The time had come for the president to do something about the situation. So he did exactly what we were assured during the 2000 campaign he would do: He asked his advisers. The problem was, they didn't agree. Some were hawks and others more dovish, so Bush couldn't make up his mind. As Fred Kaplan wrote in The Washington Monthly, Bush “neither threatened war not pursued diplomacy.” Eighteen months later, with U.S. forces pinned down in Iraq and North Korea allegedly possessing several nuclear weapons, military options had to be taken off the table, and even administration hawks agreed that they had to pursue talks. Unfortunately, when you refuse to negotiate until you have no sticks left, it's hard to get a good deal, and the United States now may be unable to secure a non-nuclear North Korea. And if we do get what we want, we will surely need to give up far more than we would have had we just negotiated in the first place.

Worse, as the Prospect goes to press, history is repeating itself in Iran, pace Marx, as tragedy all over again. Tehran is cheating on its international commitments, and the United States needs to do something about it. Some in the administration want to pursue engagement; others want a push for regime change.

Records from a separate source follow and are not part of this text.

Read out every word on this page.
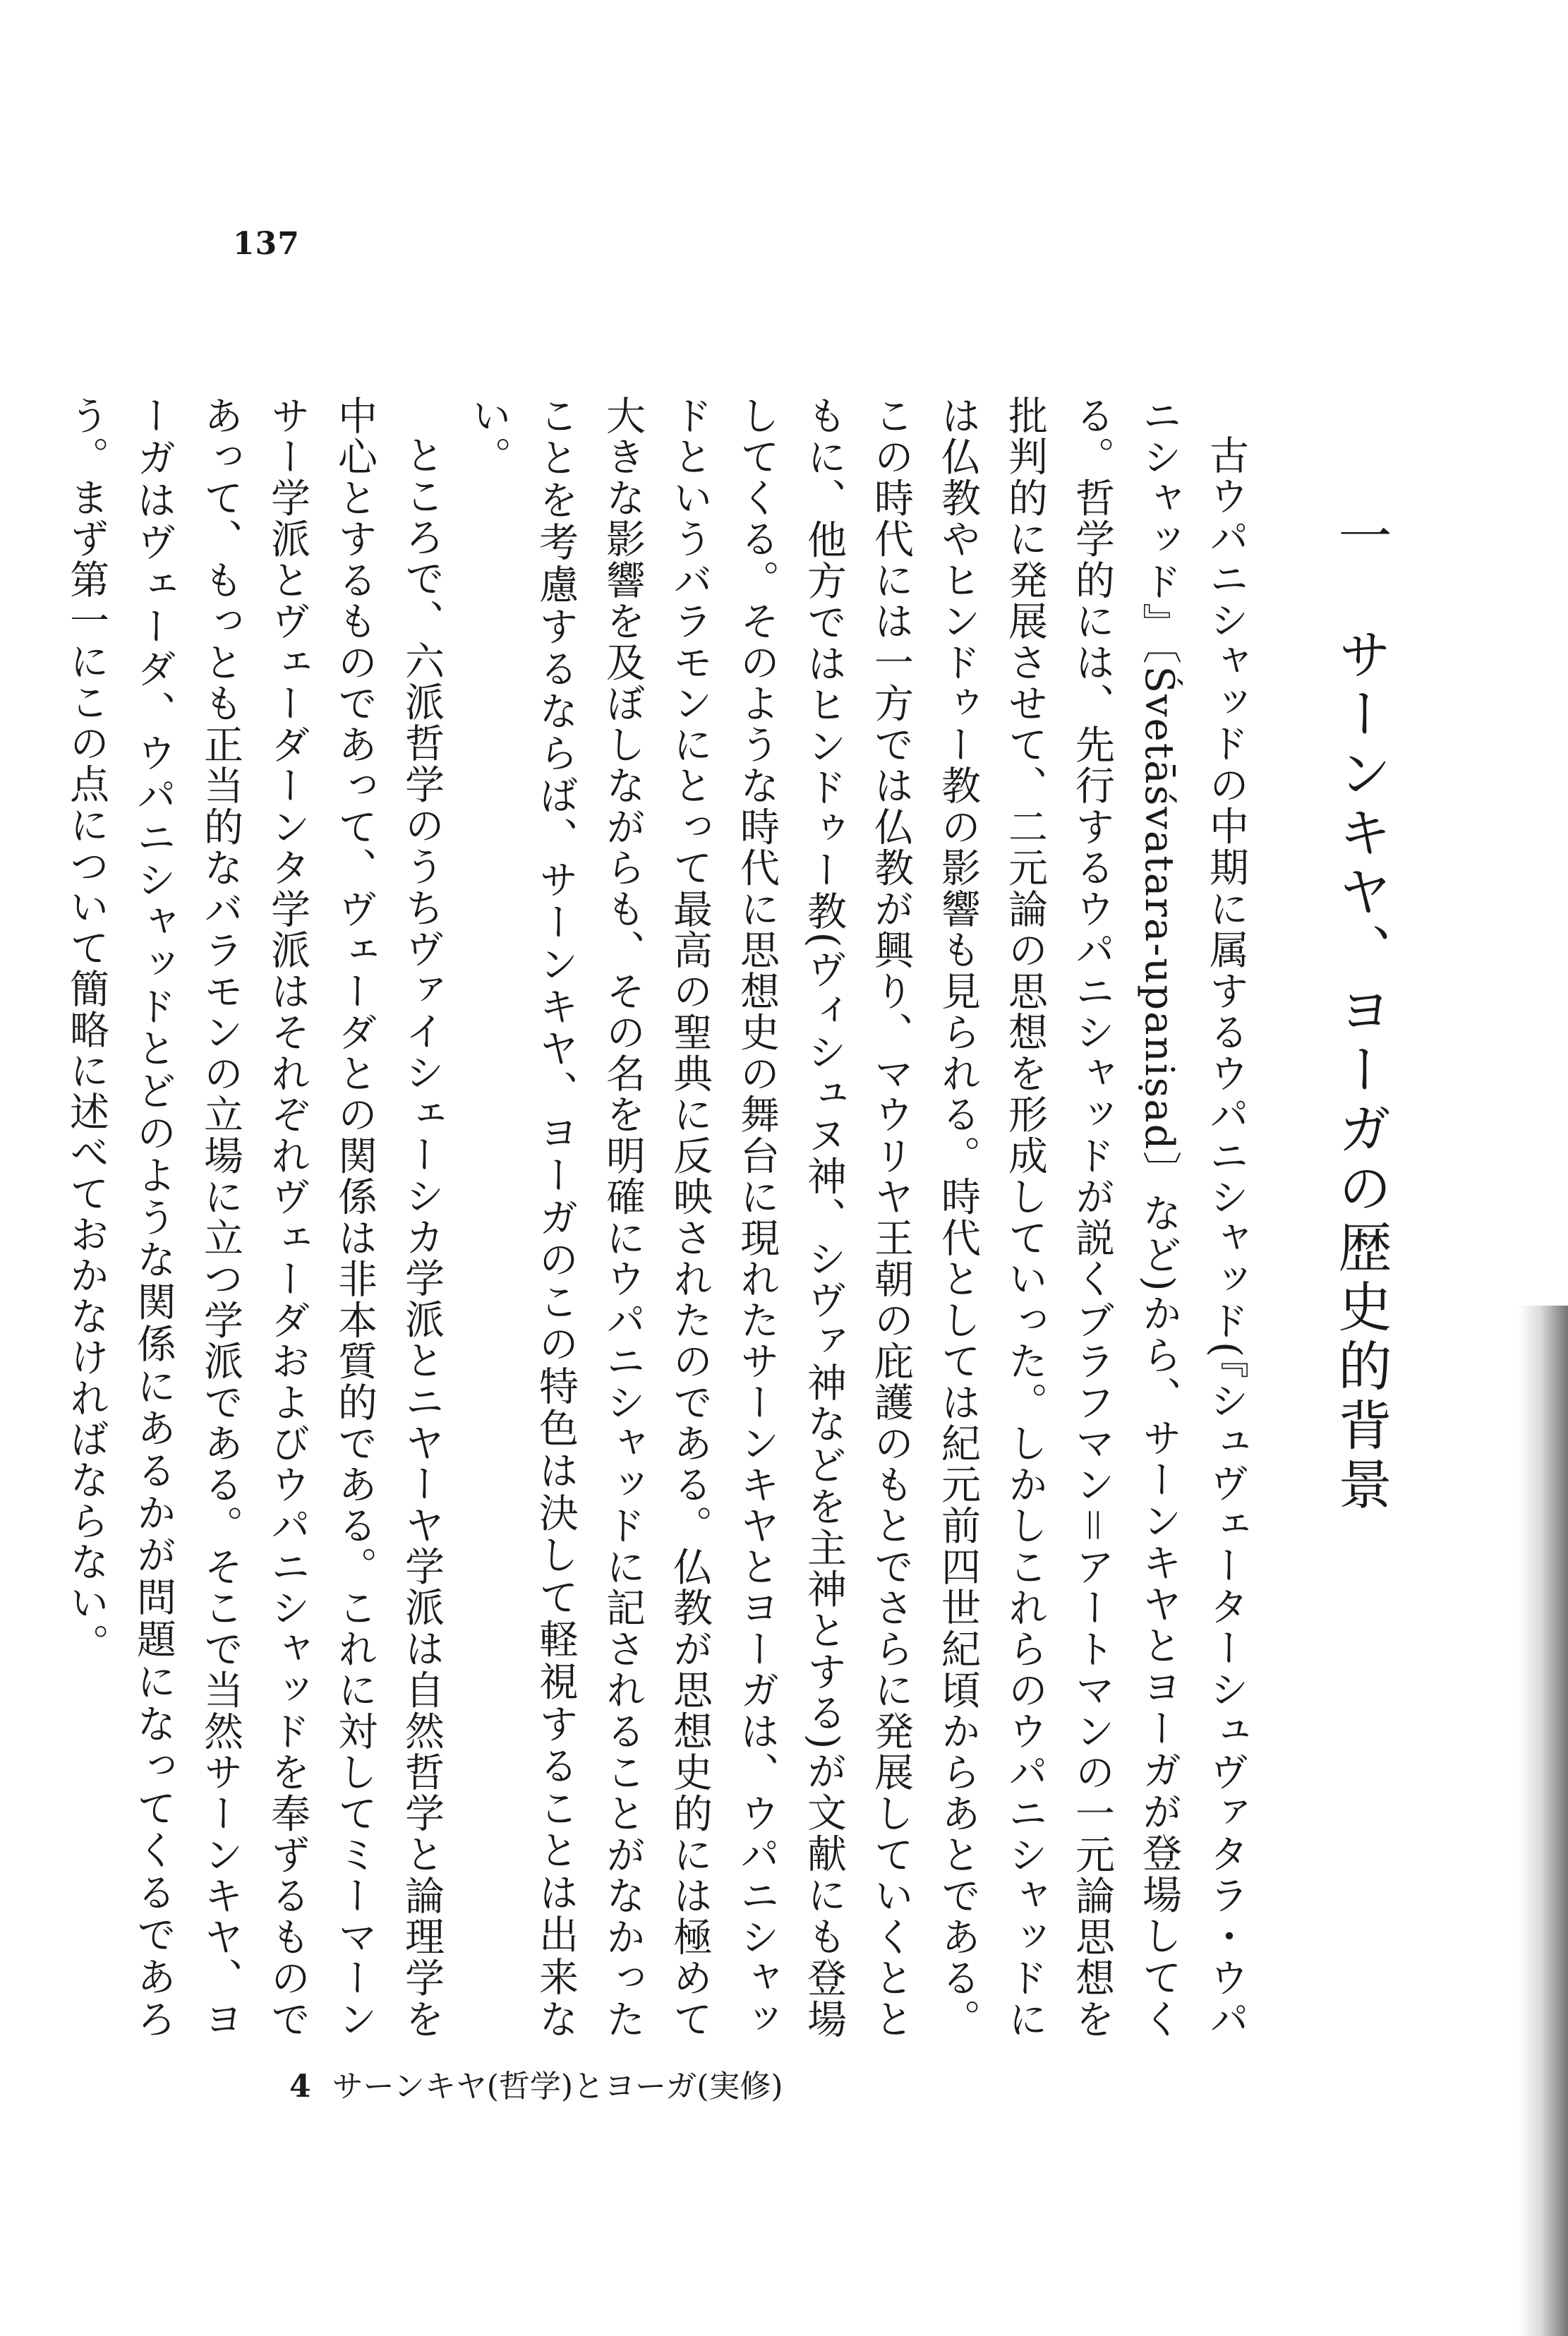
137
一　サーンキヤ、ヨーガの歴史的背景

古ウパニシャッドの中期に属するウパニシャッド(『シュヴェーターシュヴァタラ・ウパニシャッド』〔Śvetāśvatara-upaniṣad〕など)から、サーンキヤとヨーガが登場してくる。哲学的には、先行するウパニシャッドが説くブラフマン＝アートマンの一元論思想を批判的に発展させて、二元論の思想を形成していった。しかしこれらのウパニシャッドには仏教やヒンドゥー教の影響も見られる。時代としては紀元前四世紀頃からあとである。この時代には一方では仏教が興り、マウリヤ王朝の庇護のもとでさらに発展していくとともに、他方ではヒンドゥー教(ヴィシュヌ神、シヴァ神などを主神とする)が文献にも登場してくる。そのような時代に思想史の舞台に現れたサーンキヤとヨーガは、ウパニシャッドというバラモンにとって最高の聖典に反映されたのである。仏教が思想史的には極めて大きな影響を及ぼしながらも、その名を明確にウパニシャッドに記されることがなかったことを考慮するならば、サーンキヤ、ヨーガのこの特色は決して軽視することは出来ない。

ところで、六派哲学のうちヴァイシェーシカ学派とニヤーヤ学派は自然哲学と論理学を中心とするものであって、ヴェーダとの関係は非本質的である。これに対してミーマーンサー学派とヴェーダーンタ学派はそれぞれヴェーダおよびウパニシャッドを奉ずるものであって、もっとも正当的なバラモンの立場に立つ学派である。そこで当然サーンキヤ、ヨーガはヴェーダ、ウパニシャッドとどのような関係にあるかが問題になってくるであろう。まず第一にこの点について簡略に述べておかなければならない。

4 サーンキヤ(哲学)とヨーガ(実修)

As before, Bush can't decide what to do, and as time goes on, our options will only get worse. No American has yet paid the price for the North Korean fiasco or the emerging one in Iran, but down the road our strategic position is deteriorating with remarkable speed while we have not yet -- and may never -- make up for the opportunity squandered at the beginning of the Iraq War.

Reviewing Clinton's My Life in the June 24, 2004, Los Angeles Times, neoconservative Max Boot happily concluded that “conservatives like character, liberals like cleverness.” He's right. But to state what should be obvious, the president is not your father, your husband, your drinking buddy, or your minister. These are important roles, but they are not the president's. He has a job to do, and it's a difficult one, involving a wide array of complicated issues. His responsibility to manage these issues is a public one, and the capacity to do so in a competent and moral manner is fundamentally unrelated to the private virtues of family, friendship, fidelity, charity, compassion, and all the rest.

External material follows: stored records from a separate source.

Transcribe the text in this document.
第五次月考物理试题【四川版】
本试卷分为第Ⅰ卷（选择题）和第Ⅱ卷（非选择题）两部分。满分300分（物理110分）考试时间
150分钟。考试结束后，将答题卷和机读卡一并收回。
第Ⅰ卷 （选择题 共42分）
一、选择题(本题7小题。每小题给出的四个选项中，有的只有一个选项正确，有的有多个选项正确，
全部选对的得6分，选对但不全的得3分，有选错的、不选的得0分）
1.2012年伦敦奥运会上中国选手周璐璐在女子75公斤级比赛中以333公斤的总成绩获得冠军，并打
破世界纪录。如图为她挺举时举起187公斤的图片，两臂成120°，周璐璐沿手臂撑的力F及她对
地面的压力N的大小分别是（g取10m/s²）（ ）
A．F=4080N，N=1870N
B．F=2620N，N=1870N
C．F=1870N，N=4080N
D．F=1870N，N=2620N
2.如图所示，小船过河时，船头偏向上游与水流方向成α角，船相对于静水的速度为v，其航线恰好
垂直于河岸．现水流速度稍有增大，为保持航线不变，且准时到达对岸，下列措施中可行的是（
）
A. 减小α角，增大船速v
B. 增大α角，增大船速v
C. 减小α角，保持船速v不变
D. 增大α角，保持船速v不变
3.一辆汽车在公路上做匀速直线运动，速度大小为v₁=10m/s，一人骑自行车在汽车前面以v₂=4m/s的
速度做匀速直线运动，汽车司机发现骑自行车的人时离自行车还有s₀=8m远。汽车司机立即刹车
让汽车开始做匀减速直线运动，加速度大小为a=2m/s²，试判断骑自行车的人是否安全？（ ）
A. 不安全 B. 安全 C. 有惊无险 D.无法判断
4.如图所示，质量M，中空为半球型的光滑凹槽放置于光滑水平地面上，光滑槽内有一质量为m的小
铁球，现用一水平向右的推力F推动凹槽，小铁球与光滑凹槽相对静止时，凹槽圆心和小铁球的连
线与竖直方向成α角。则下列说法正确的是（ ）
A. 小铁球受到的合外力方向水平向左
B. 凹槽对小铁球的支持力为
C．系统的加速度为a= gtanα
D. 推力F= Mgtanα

For the president to lead an exemplary personal life is surely superior to the alternative. But within obvious limits -- no one would want an alcoholic president, for example -- it doesn't really matter. Clinton's indiscretions caused his family pain and produced awkward moments for the parents of some young children. But Bush's bungling has gotten people killed in Iraq, saddled the nation with enormous debts, and created long-term security problems with which the country has not yet begun to grapple.

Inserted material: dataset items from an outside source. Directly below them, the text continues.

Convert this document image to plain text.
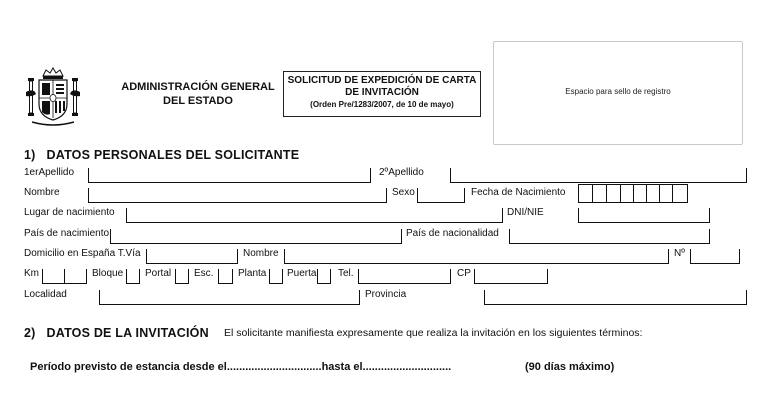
ADMINISTRACIÓN GENERAL
DEL ESTADO
SOLICITUD DE EXPEDICIÓN DE CARTA
DE INVITACIÓN
(Orden Pre/1283/2007, de 10 de mayo)
Espacio para sello de registro
1) DATOS PERSONALES DEL SOLICITANTE
1erApellido	2ºApellido
Nombre	Sexo	Fecha de Nacimiento
Lugar de nacimiento	DNI/NIE
País de nacimiento	País de nacionalidad
Domicilio en España T.Vía	Nombre	Nº
Km	Bloque Portal Esc. Planta Puerta Tel.	CP
Localidad	Provincia
2) DATOS DE LA INVITACIÓN El solicitante manifiesta expresamente que realiza la invitación en los siguientes términos:
Período previsto de estancia desde el...............................hasta el.............................	(90 días máximo)
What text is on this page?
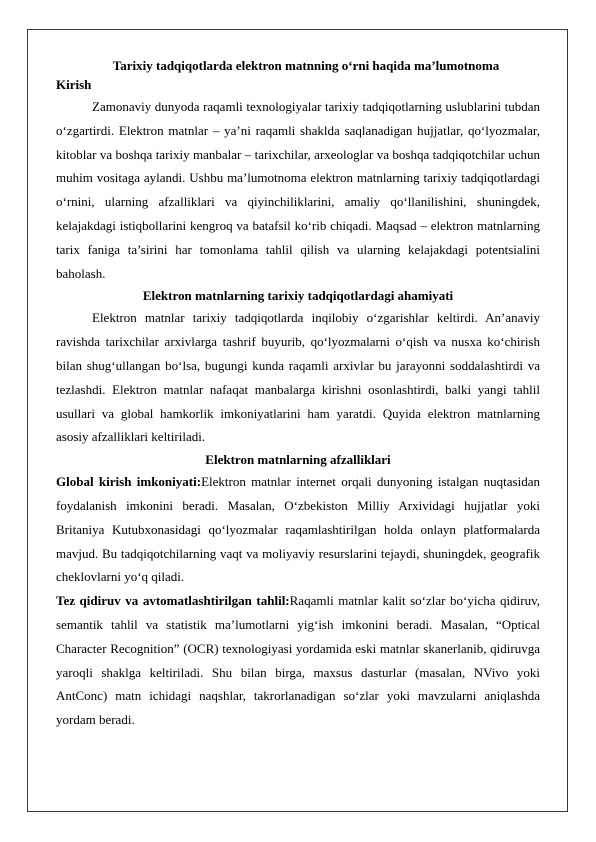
Tarixiy tadqiqotlarda elektron matnning o‘rni haqida ma’lumotnoma

Kirish

Zamonaviy dunyoda raqamli texnologiyalar tarixiy tadqiqotlarning uslublarini tubdan o‘zgartirdi. Elektron matnlar – ya’ni raqamli shaklda saqlanadigan hujjatlar, qo‘lyozmalar, kitoblar va boshqa tarixiy manbalar – tarixchilar, arxeologlar va boshqa tadqiqotchilar uchun muhim vositaga aylandi. Ushbu ma’lumotnoma elektron matnlarning tarixiy tadqiqotlardagi o‘rnini, ularning afzalliklari va qiyinchiliklarini, amaliy qo‘llanilishini, shuningdek, kelajakdagi istiqbollarini kengroq va batafsil ko‘rib chiqadi. Maqsad – elektron matnlarning tarix faniga ta’sirini har tomonlama tahlil qilish va ularning kelajakdagi potentsialini baholash.

Elektron matnlarning tarixiy tadqiqotlardagi ahamiyati

Elektron matnlar tarixiy tadqiqotlarda inqilobiy o‘zgarishlar keltirdi. An’anaviy ravishda tarixchilar arxivlarga tashrif buyurib, qo‘lyozmalarni o‘qish va nusxa ko‘chirish bilan shug‘ullangan bo‘lsa, bugungi kunda raqamli arxivlar bu jarayonni soddalashtirdi va tezlashdi. Elektron matnlar nafaqat manbalarga kirishni osonlashtirdi, balki yangi tahlil usullari va global hamkorlik imkoniyatlarini ham yaratdi. Quyida elektron matnlarning asosiy afzalliklari keltiriladi.

Elektron matnlarning afzalliklari

Global kirish imkoniyati:Elektron matnlar internet orqali dunyoning istalgan nuqtasidan foydalanish imkonini beradi. Masalan, O‘zbekiston Milliy Arxividagi hujjatlar yoki Britaniya Kutubxonasidagi qo‘lyozmalar raqamlashtirilgan holda onlayn platformalarda mavjud. Bu tadqiqotchilarning vaqt va moliyaviy resurslarini tejaydi, shuningdek, geografik cheklovlarni yo‘q qiladi.

Tez qidiruv va avtomatlashtirilgan tahlil:Raqamli matnlar kalit so‘zlar bo‘yicha qidiruv, semantik tahlil va statistik ma’lumotlarni yig‘ish imkonini beradi. Masalan, “Optical Character Recognition” (OCR) texnologiyasi yordamida eski matnlar skanerlanib, qidiruvga yaroqli shaklga keltiriladi. Shu bilan birga, maxsus dasturlar (masalan, NVivo yoki AntConc) matn ichidagi naqshlar, takrorlanadigan so‘zlar yoki mavzularni aniqlashda yordam beradi.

That the country should be secured against terrorist attacks, that deadly weapons should be kept out of the hands of our enemies, or that it would be good for a wide slice of the world to enjoy the blessings of freedom and democracy are hardly controversial propositions. But these things are easier said than done. Even a person of goodwill is by no means guaranteed to succeed. Yet succeed we must. And if we are to do so, the question of intelligence must be put back on the table. The issue is not “cleverness” -- some kind of parlor trick or showy mastery of trivia -- but a basic ability to make sense of a complicated, fast-changing world and decide how to confront it. Any leader will depend on the work of his subordinates, but counting on advisers to do the president's heavy lifting for him simply will not do. Unless the chief executive can understand what people are telling him and follow the complicated arguments they may need to make, he will find himself paralyzed at every point of disagreement, or he will adopt the views of the slickest salesman rather than the one who's gotten things right.

The price to be paid for such errors is a high one -- it is, quite literally, a matter of life and death. Already we've paid too much, and the problems confronting the country are growing harder with time. Unless the media, the electorate, and the political culture at large can shift their focus off of trivia and on to things that actually matter, it's a price we may pay again and again.